Patterning of Cited2 null mutant embryos
The expression profile of Cited2 from 8.5 to 9.5 d.p.c. suggested that the lack of Cited2 in the neural ectoderm might be the likely reason for the NTD. However, since the aetiology of NTDs is very complex, we assessed the integrity and patterning of the neural ectoderm, head mesenchyme and cranial neural crest, all tissues of Cited2 expression, from 8.5 to 10.5 d.p.c.

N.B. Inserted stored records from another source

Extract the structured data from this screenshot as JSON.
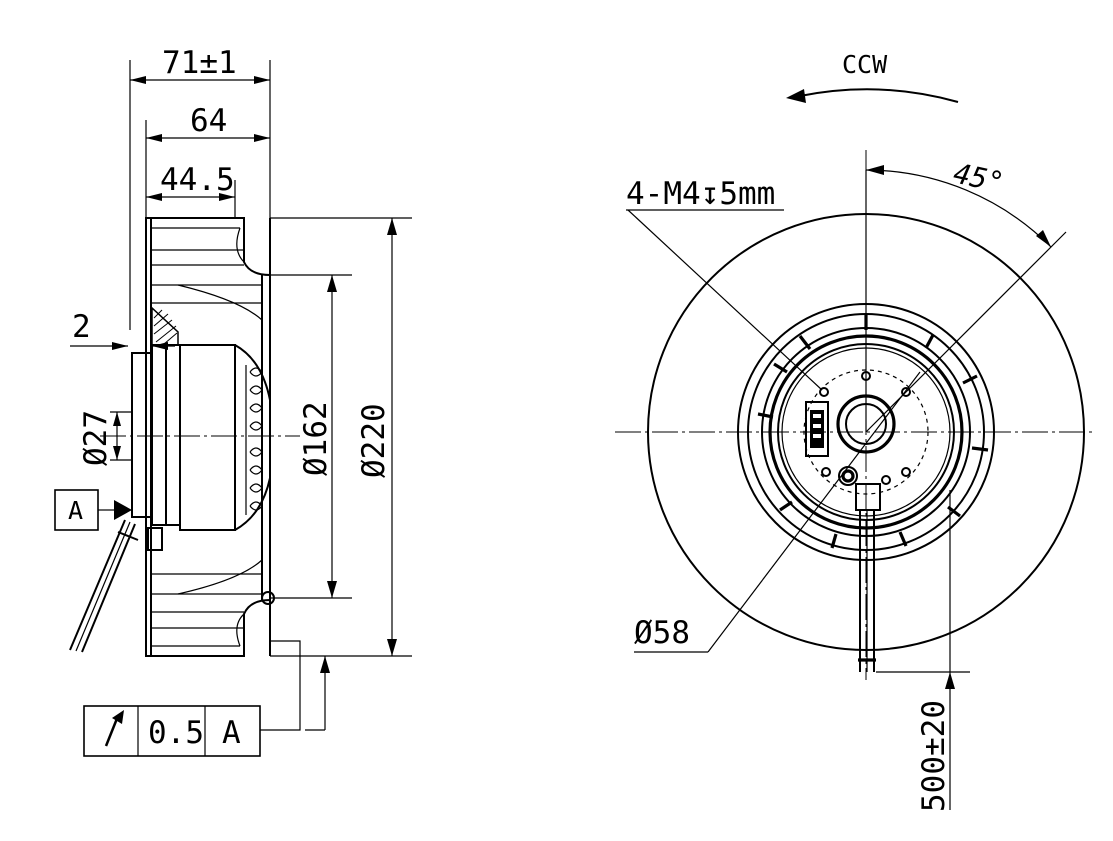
{
  "side_view": {
    "dim_overall_depth": "71±1",
    "dim_depth": "64",
    "dim_inner_depth": "44.5",
    "dim_flange": "2",
    "dim_hub_dia": "Ø27",
    "dim_inlet_dia": "Ø162",
    "dim_outer_dia": "Ø220",
    "datum_label": "A",
    "tolerance_frame": {
      "symbol": "↗",
      "value": "0.5",
      "datum": "A"
    }
  },
  "front_view": {
    "rotation": "CCW",
    "angle": "45°",
    "thread_spec": "4-M4",
    "thread_depth_symbol": "↧",
    "thread_depth": "5mm",
    "dim_motor_dia": "Ø58",
    "dim_cable_length": "500±20"
  }
}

Defects in head mesenchyme have been shown to cause NTDs in Twist and Cart1 mutant mice (17,18). Histological analysis and RNA in situ hybridization for Twist showed no differences between Cited2–/– and wild-type embryos (n = 5; Fig. 5A and B and data not shown). Similarly, Shh was normally expressed in Cited2–/– and wild-type littermates (data not shown). Expression of the neural crest marker Crabp-1 was largely unaffected in Cited2–/– embryos except for a partial reduction of migratory neural crest into the second branchial arch of the Cited2–/– mutants when compared with wild-type littermates (n = 5; Fig. 5C and D). Immunostaining of neural crest derivatives with anti-acetylated tubulin antibody revealed no significant defects either in cranial and dorsal root ganglia (DRG) or in the cranial or spinal nerves of the Cited2–/– mutants at 10.0–10.5 d.p.c. (n = 3; Fig. 5E and F). Histological examination of Cited2–/– embryos at 14.5 d.p.c. revealed the presence of the trigeminal (V), facioacoustic (VII and VIII), glossopharyngeal (IX) and vagus (X) ganglia, but they were reduced in size when compared with those of wild-type littermates. Whether these defects are a consequence of the overall reduced size of the Cited2–/– mutants or reflect a specific requirement for Cited2 in these structures needs further analysis. Defects were also observed in the DRG, namely fusion of DRG in the cervical region, which are likely to be secondary to the exencephaly of the hindbrain.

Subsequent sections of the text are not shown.